Chapter 2: Network Communication

In Chapter 1: Client Interaction, we learned how you, as a user or application, can talk to ResilientDB using special “Client” tools. You package your request (like storing data) and send it off using something like KVClient.

But where does that request go? And how do the different computers (replicas) that make up the ResilientDB network talk to each other to process your request and agree on the result?

Welcome to Chapter 2! Here, we’ll explore the Network Communication layer. This is the backbone that allows all the different parts of ResilientDB to connect and exchange messages.

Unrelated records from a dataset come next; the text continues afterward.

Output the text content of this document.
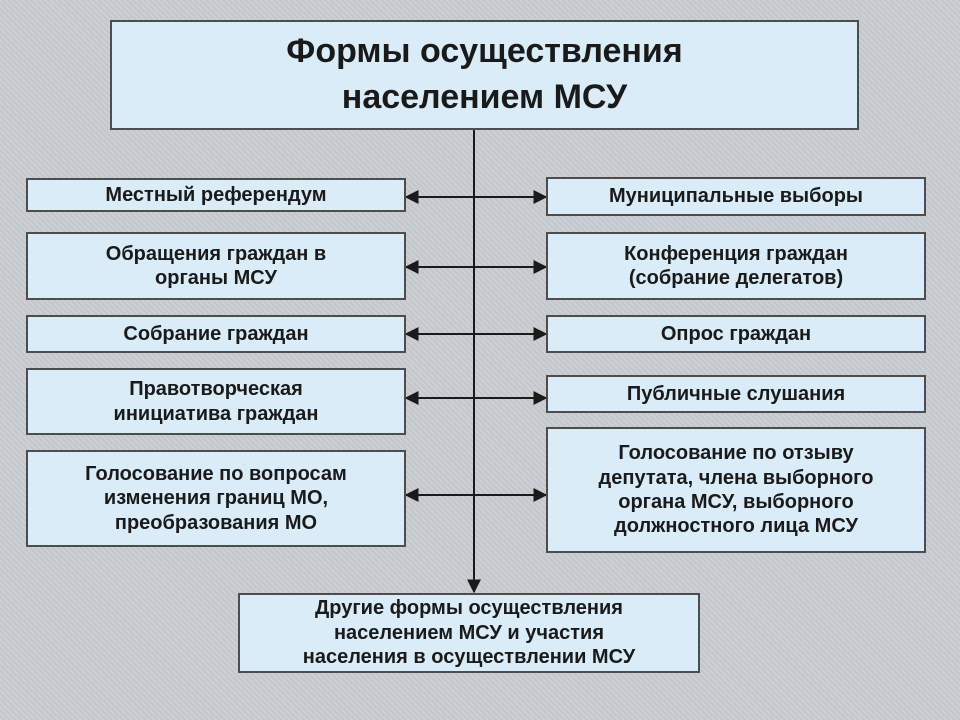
Формы осуществления
населением МСУ
Местный референдум
Обращения граждан в
органы МСУ
Собрание граждан
Правотворческая
инициатива граждан
Голосование по вопросам
изменения границ МО,
преобразования МО
Муниципальные выборы
Конференция граждан
(собрание делегатов)
Опрос граждан
Публичные слушания
Голосование по отзыву
депутата, члена выборного
органа МСУ, выборного
должностного лица МСУ
Другие формы осуществления
населением МСУ и участия
населения в осуществлении МСУ
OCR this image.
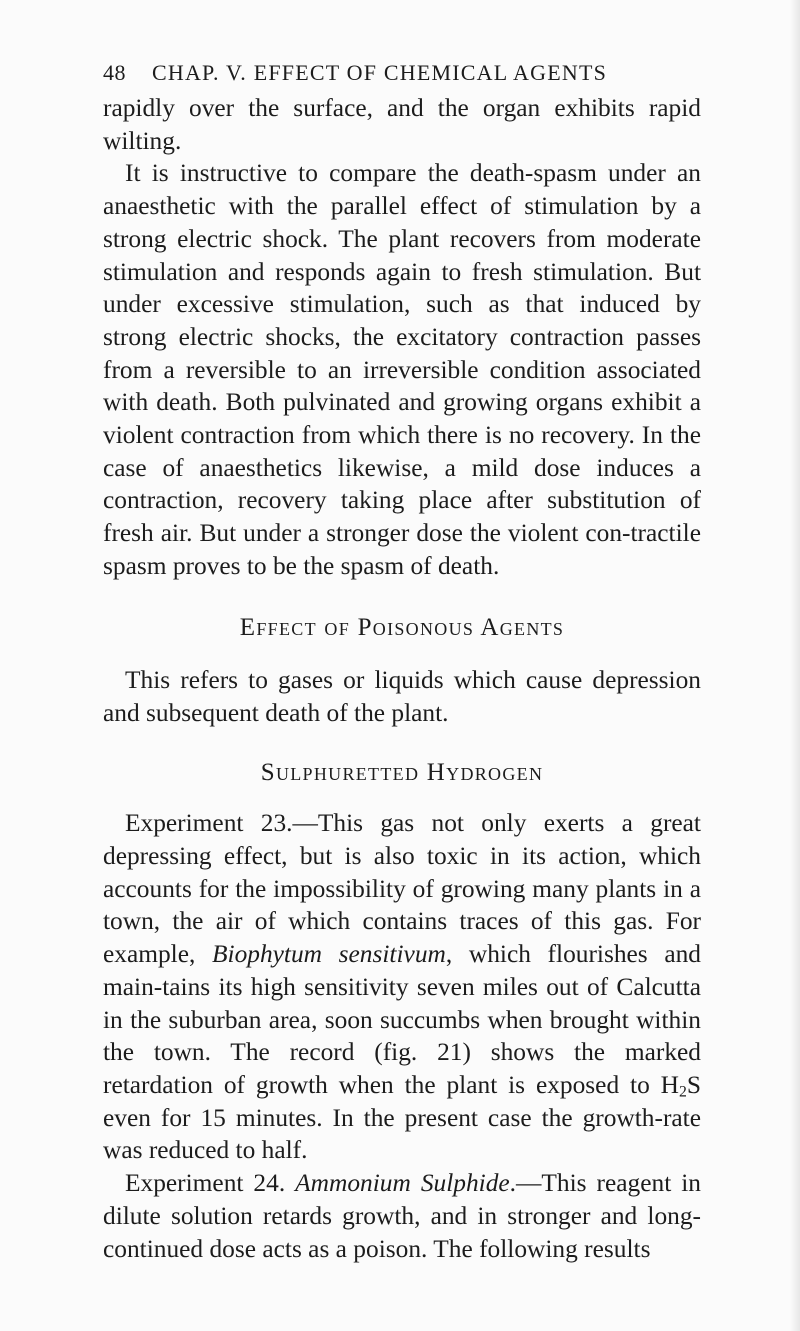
48 CHAP. V. EFFECT OF CHEMICAL AGENTS

rapidly over the surface, and the organ exhibits rapid wilting.

It is instructive to compare the death-spasm under an anaesthetic with the parallel effect of stimulation by a strong electric shock. The plant recovers from moderate stimulation and responds again to fresh stimulation. But under excessive stimulation, such as that induced by strong electric shocks, the excitatory contraction passes from a reversible to an irreversible condition associated with death. Both pulvinated and growing organs exhibit a violent contraction from which there is no recovery. In the case of anaesthetics likewise, a mild dose induces a contraction, recovery taking place after substitution of fresh air. But under a stronger dose the violent con-tractile spasm proves to be the spasm of death.

Effect of Poisonous Agents

This refers to gases or liquids which cause depression and subsequent death of the plant.

Sulphuretted Hydrogen

Experiment 23.—This gas not only exerts a great depressing effect, but is also toxic in its action, which accounts for the impossibility of growing many plants in a town, the air of which contains traces of this gas. For example, Biophytum sensitivum, which flourishes and main-tains its high sensitivity seven miles out of Calcutta in the suburban area, soon succumbs when brought within the town. The record (fig. 21) shows the marked retardation of growth when the plant is exposed to $H_2S$ even for 15 minutes. In the present case the growth-rate was reduced to half.

Experiment 24. Ammonium Sulphide.—This reagent in dilute solution retards growth, and in stronger and long-continued dose acts as a poison. The following results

Think of it like the postal service and telephone network combined for ResilientDB:

Postal Service: It needs to reliably send letters (messages like transaction proposals or votes) to the correct addresses (other replicas).
Telephone Network: It needs a way to receive incoming calls (client requests or messages from other replicas) so the system can answer them.

This chapter focuses on two key components:

ReplicaCommunicator: Handles sending messages between the ResilientDB replicas. (The Postal Service)
ServiceNetwork: Handles listening for and receiving incoming messages, both from clients and other replicas. (The Telephone Network Operator)

Why is Network Communication Important?

ResilientDB is a distributed system. This means it doesn’t run on just one computer. Instead, a team of computers (replicas) work together. To work together, they must communicate constantly over the network.

Imagine you and your friends are trying to decide on a movie to watch tonight.

You send a message proposing “Let’s watch SciFi Movie X!” (like a client sending a transaction).
Your friends need to receive this message.
They discuss amongst themselves, sending messages back and forth like “I vote yes for SciFi Movie X!” or “How about Comedy Movie Y?” (like replicas exchanging votes for consensus).
Eventually, enough friends agree, and someone sends a final message: “Okay, SciFi Movie X it is!” (like a replica sending a response back to the client).

Without a reliable way to send and receive these messages, the group could never agree! ResilientDB needs its own robust communication system for the replicas to coordinate.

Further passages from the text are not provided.